I've been looking through lots of adverts this morning and I have a big stack of them printed out now. Completed listings on eBay has been useful, as is Autotrader and so on, but most useful of all has been Pistonheads. I can't find anything with such a low mileage. I've got adverts for decent 16V 2.0L Corrados with prices of around 2,500 (mileages typically 120K miles - double the mileage of ours!); and a couple of adverts with prices in excess of 3,000. Now this time round I'm buggered if we are going to suffer any loss whatsoever out of this, so I'm going to push for 3000, plus 500 for my expenses that'll be involved in travel and lost time (as I don't get paid holidays - I'm a Limited company) to obtain another one. The best exampes I can find advertised tend to be very far up North or in Ireland. They'll tell me I'm taking the p*ss but that is a realistic sum of money that would ensure that we can have a similar replacement car sitting on our drive without any financial loss to ourselves. As far as I'm concerned it's none of their business what we paid for it!

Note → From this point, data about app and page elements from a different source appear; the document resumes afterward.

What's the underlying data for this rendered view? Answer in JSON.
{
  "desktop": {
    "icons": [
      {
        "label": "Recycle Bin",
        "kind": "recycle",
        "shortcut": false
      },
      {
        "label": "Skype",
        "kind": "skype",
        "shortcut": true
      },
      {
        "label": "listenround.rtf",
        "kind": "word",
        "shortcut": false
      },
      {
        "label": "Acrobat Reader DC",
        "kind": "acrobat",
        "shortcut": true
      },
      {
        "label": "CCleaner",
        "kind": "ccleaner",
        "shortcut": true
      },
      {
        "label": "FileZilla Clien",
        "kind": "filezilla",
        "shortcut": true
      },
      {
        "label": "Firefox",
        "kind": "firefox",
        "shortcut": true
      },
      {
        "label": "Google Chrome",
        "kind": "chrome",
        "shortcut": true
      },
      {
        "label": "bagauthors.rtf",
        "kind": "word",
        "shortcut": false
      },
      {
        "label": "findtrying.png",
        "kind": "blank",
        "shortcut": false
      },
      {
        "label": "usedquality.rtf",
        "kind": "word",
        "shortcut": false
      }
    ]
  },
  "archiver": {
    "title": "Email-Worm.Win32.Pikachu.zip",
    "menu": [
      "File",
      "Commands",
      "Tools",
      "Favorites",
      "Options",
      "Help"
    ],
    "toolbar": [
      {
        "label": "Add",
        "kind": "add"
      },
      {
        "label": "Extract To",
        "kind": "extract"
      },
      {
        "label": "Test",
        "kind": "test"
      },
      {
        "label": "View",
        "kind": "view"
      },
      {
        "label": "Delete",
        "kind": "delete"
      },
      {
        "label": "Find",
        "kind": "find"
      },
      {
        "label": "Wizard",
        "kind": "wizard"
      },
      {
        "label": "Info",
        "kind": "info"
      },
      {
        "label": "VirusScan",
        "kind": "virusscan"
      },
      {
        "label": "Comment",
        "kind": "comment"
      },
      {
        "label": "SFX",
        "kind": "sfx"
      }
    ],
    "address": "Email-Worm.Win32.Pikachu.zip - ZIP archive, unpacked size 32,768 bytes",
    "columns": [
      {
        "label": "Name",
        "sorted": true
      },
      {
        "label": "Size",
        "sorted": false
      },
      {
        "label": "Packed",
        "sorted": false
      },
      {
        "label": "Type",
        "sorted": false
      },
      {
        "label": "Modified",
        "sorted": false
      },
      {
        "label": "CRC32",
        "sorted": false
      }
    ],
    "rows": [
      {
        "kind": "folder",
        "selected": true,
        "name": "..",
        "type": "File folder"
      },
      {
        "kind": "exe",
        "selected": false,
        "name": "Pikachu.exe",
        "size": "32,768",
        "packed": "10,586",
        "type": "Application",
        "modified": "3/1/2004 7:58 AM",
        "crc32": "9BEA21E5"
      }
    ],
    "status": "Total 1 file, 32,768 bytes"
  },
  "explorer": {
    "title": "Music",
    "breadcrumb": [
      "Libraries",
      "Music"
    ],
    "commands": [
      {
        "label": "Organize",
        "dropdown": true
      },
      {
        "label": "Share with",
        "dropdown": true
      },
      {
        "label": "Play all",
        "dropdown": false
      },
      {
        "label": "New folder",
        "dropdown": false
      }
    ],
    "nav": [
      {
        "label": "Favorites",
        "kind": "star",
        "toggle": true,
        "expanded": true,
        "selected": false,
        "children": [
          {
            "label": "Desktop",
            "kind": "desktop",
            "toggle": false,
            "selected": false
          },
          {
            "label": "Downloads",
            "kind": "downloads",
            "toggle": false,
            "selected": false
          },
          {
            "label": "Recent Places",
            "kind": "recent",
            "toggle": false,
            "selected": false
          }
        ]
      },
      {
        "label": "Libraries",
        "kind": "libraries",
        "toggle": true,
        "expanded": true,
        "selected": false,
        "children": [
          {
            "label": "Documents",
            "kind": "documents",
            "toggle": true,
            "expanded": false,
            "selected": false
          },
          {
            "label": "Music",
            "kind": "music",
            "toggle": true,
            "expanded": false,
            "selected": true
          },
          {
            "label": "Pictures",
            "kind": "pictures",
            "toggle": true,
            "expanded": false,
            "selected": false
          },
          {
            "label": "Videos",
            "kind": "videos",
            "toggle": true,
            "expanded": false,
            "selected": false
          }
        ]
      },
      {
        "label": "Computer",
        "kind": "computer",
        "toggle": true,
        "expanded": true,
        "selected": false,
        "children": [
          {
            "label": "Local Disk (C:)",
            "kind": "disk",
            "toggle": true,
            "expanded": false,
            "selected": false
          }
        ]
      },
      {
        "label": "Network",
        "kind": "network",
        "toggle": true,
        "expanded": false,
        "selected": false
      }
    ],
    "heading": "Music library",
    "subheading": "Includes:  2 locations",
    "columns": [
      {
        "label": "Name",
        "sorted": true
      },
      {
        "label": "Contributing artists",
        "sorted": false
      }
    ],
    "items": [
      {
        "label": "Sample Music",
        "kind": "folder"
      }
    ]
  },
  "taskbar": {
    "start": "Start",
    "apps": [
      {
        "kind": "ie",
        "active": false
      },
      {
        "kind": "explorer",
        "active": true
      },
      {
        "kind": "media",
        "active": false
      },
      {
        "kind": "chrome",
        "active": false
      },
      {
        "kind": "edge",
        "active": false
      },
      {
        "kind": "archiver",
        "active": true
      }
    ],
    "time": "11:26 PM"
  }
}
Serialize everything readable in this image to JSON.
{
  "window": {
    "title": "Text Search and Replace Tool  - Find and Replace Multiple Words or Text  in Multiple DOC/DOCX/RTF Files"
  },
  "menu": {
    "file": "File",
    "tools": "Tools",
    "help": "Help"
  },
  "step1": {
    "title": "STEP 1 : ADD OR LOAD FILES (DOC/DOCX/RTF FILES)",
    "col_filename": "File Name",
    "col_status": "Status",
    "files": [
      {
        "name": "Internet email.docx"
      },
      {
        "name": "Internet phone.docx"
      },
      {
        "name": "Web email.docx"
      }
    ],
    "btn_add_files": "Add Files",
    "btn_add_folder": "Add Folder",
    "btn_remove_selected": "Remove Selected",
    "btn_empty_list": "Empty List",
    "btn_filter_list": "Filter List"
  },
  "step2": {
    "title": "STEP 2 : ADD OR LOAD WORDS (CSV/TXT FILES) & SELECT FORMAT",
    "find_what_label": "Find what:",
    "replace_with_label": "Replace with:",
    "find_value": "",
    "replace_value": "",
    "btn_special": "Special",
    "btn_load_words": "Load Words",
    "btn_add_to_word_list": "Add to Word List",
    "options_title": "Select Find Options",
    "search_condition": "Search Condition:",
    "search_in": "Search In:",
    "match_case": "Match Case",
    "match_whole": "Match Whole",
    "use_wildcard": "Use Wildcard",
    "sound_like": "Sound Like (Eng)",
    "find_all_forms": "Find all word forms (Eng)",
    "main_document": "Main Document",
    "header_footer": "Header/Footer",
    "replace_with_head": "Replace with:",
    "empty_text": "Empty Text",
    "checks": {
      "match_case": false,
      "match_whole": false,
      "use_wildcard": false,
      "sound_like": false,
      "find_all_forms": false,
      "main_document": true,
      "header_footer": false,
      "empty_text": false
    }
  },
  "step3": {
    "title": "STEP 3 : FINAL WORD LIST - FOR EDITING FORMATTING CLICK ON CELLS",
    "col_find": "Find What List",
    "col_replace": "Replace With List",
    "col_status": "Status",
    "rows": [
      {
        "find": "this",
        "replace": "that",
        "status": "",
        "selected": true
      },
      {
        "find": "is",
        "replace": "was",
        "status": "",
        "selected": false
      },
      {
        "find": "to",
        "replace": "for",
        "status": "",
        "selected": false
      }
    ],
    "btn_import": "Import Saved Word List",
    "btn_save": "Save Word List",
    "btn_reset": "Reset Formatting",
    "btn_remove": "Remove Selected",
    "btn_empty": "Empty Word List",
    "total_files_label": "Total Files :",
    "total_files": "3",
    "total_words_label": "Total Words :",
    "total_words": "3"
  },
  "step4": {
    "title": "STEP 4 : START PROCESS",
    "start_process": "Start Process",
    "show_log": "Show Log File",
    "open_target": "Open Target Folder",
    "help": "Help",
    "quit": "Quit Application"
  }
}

When my mk2 was writen off, me not at fault. i was offered 400 which i refused, but i rang the Financial Ombudsman Service and made a complaint which really helped as they contact the insurance company and if the claim has not been completed within 8 weeks of the complaint you can ask the ombudsmen to take control of the claim which the insurance companies don't like. so as soon as you get the first offer refuse it and ring the ombudsman, after 6,1/2 weeks from my complaint i still had not been offered a decent amount for my, so i just wrote a letter saying if had not recieved a cheque for the insured amount by the date the ombudsman could act they would be dealing on my behalf, and suprise suprise the cheque for the full amount was posted straight out. with regards to personal injury my insurance co assigned me a solicitor, although the other party,s insurance co offered me a payout not to take legal action. hope it all works out for you, its a shame your corrado is a minter.
Again many thanks for the excellent advice. Jedi: Definitely so. No official confirmation from any bodyshop or insurance company as yet, but yes this will definitely be written off. The quarter panel has been pushed forward so that the driver door gap has reduced and the door is difficult to open and close, as is the tailgate. The rear arch is now touching the tyre. It's f*cked.
you could write off old cars like ours by keying a few panels and bricking a couple windows. do you know what it means for a car to be an insurance write off?
I fixed mine for 550 pounds the insurance gave me 2k , 200 for my old car back , back on the road still got some cash left to spend on her, if they want to take it away don't let them, i think that might be a cat B right off , mine was a D Red
that will need jigging to get it straight, and even then it may not be 100%, if its moved the door gap then its going to be banana shaped underneath.